Liam, morto a 4 settimane: è stato un omicidio. Dieci anni alla mamma

Ballabio, colpo di scena nel processo sulla morte del neonato. Assolto il papà

In Tribunale il caso del piccolo Liam

In Tribunale il caso del piccolo Liam

Ballabio (Lecco) - Omicidio preterintenzionale aggravato dal vincolo di parentela, condanna a 10 anni di reclusione per la madre e assoluzione del padre perché il fatto non sussiste. Si è così concluso il processo di primo grado per la morte del piccolo Liam Nuzzo, avvenuta il 15 ottobre 2015, quando il bimbo era nato da appena 4 settimane.

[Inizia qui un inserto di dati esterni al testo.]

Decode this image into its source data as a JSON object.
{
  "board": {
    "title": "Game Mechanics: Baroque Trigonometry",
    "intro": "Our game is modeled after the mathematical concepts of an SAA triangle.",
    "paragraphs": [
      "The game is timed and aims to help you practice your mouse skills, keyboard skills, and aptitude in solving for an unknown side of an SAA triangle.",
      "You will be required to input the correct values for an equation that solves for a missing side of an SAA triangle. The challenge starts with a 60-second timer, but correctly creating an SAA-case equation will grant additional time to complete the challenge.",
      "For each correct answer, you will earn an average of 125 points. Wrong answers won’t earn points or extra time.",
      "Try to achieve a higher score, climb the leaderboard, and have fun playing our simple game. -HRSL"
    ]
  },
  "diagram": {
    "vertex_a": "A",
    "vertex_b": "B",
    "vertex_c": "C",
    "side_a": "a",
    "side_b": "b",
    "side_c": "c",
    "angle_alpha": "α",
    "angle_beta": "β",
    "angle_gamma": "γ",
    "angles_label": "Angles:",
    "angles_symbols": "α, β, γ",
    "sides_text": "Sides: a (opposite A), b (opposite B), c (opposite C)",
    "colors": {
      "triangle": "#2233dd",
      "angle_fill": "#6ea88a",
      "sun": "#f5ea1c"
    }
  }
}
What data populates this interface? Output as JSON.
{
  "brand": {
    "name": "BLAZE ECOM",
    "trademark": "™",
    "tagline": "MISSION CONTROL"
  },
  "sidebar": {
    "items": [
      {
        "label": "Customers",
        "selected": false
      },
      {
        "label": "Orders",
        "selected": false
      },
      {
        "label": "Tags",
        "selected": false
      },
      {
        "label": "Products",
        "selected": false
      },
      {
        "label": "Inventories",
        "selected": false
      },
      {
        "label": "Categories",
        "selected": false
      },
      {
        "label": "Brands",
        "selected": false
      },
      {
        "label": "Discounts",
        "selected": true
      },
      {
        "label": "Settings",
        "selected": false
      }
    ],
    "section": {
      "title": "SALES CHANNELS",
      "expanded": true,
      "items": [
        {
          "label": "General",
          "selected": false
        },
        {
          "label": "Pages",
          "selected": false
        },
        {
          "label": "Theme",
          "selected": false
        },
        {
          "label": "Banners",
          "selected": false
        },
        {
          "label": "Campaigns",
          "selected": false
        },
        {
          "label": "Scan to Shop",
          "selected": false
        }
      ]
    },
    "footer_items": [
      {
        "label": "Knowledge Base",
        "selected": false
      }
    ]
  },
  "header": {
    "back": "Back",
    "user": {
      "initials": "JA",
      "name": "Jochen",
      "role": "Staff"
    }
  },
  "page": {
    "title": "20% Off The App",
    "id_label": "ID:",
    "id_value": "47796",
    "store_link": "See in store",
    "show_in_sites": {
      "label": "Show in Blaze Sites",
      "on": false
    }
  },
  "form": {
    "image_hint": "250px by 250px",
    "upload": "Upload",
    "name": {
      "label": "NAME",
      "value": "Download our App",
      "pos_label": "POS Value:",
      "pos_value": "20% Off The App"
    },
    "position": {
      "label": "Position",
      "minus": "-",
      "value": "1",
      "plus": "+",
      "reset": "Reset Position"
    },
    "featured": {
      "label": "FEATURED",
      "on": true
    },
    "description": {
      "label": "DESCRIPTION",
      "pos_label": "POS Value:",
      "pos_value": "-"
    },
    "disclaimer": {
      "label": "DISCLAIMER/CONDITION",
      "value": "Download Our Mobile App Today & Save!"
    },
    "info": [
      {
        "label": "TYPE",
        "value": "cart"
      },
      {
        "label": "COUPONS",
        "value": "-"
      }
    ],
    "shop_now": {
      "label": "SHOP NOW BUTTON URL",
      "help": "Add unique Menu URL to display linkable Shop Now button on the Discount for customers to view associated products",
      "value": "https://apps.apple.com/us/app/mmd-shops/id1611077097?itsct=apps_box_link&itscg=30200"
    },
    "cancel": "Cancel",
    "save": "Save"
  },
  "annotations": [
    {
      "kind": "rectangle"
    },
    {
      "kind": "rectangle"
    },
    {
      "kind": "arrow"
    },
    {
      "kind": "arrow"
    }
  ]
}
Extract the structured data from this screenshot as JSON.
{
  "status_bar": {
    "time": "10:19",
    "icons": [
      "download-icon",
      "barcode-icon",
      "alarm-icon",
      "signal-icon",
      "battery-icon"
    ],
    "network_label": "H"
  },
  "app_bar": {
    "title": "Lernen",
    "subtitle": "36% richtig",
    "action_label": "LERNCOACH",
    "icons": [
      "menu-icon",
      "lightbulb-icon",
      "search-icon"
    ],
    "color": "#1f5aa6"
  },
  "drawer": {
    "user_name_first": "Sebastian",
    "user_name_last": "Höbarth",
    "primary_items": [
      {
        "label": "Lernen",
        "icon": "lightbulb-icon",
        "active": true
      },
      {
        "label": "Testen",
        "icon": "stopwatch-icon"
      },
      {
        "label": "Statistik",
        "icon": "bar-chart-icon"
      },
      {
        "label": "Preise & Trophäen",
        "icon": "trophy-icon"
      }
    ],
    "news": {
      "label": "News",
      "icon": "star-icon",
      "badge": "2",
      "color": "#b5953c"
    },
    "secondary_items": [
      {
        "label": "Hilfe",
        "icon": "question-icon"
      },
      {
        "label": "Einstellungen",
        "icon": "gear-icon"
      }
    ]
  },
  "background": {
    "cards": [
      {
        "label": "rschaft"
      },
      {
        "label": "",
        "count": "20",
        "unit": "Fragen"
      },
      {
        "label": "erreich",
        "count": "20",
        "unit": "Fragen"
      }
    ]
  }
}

Aurora Ruberto, 39 anni, madre del bimbo e il padre Fabio Nuzzo, 45 anni, erano finiti davanti alla Corte d’Assise di Como con l’accusa di omicidio volontario in concorso: la madre come autrice materiale delle percosse che hanno provocato la morte di Liam, il marito per omissione in quanto, "pur perfettamente consapevole delle reiterate condotte lesive e dei maltrattamenti" che il piccolo subiva dalla madre, tali da rendere necessari tre ricoveri ospedalieri in soli quindici giorni di vita, e che hanno condotto alla sua morte, "le tollerava". I giudici hanno assolto Nuzzo da questa ipotesi, condannando la sola Ruberto per omicidio preterintenzionale. "Utilizzando uno strumento contundente, o sbattendo la testa del figlio neonato su una superficie rigida", diceva l’imputazione, gli avrebbe causato uno schiacciamento del cranio, con conseguente indebolimento fino a favorire l’insorgere di quella polmonite che ne aveva causato la morte.

Una sentenza arrivata quasi a sorpresa, a fronte della richiesta di assoluzione a cui era giunto il pubblico ministero al termine della sua requisitoria. La Corte d’Assise – presidente Valeria Costi, a latere Elisabetta De Benedetto - ha inoltre disposto la trasmissione degli atti alla Procura di Lecco, per rivalutare la posizione dei sanitari che avevano avuto in cura Liam in occasione del secondo ricovero: lasciando quindi trasparire la possibilità di eventuali omissioni o imperizie nelle valutazioni mediche, che avrebbero impedito di inquadrare correttamente le condizioni del bimbo. La prima volta il bimbo era finito in ospedale – secondo quanto riferito dalla madre - in seguito a una caduta, la seconda per alcuni rigonfiamenti comparsi sulla testa, che durante l’autopsia erano stati ricondotti a due fratture craniche.

Anche la vicenda giudiziaria è stata complessa è contrastata. All’inizio l’apertura dell’indagine era stata seguita da una prima richiesta di archiviazione ed era proseguita con una sentenza di non luogo a procedere da parte del gip. A questa decisione era però seguita l’impugnazione della pronuncia da parte della Corte d’Appello. Si era arrivati infine al processo a Como per un’ipotesi di reato alla quale la Procura, tuttavia, non aveva creduto, al punto di richiedere un’assoluzione. La sentenza di primo grado arriva solo ora, a oltre quattro anni dalla morte del piccolo. E da questa sentenza nasce ora un nuovo fascicolo destinato a valutare la posizione dei medici.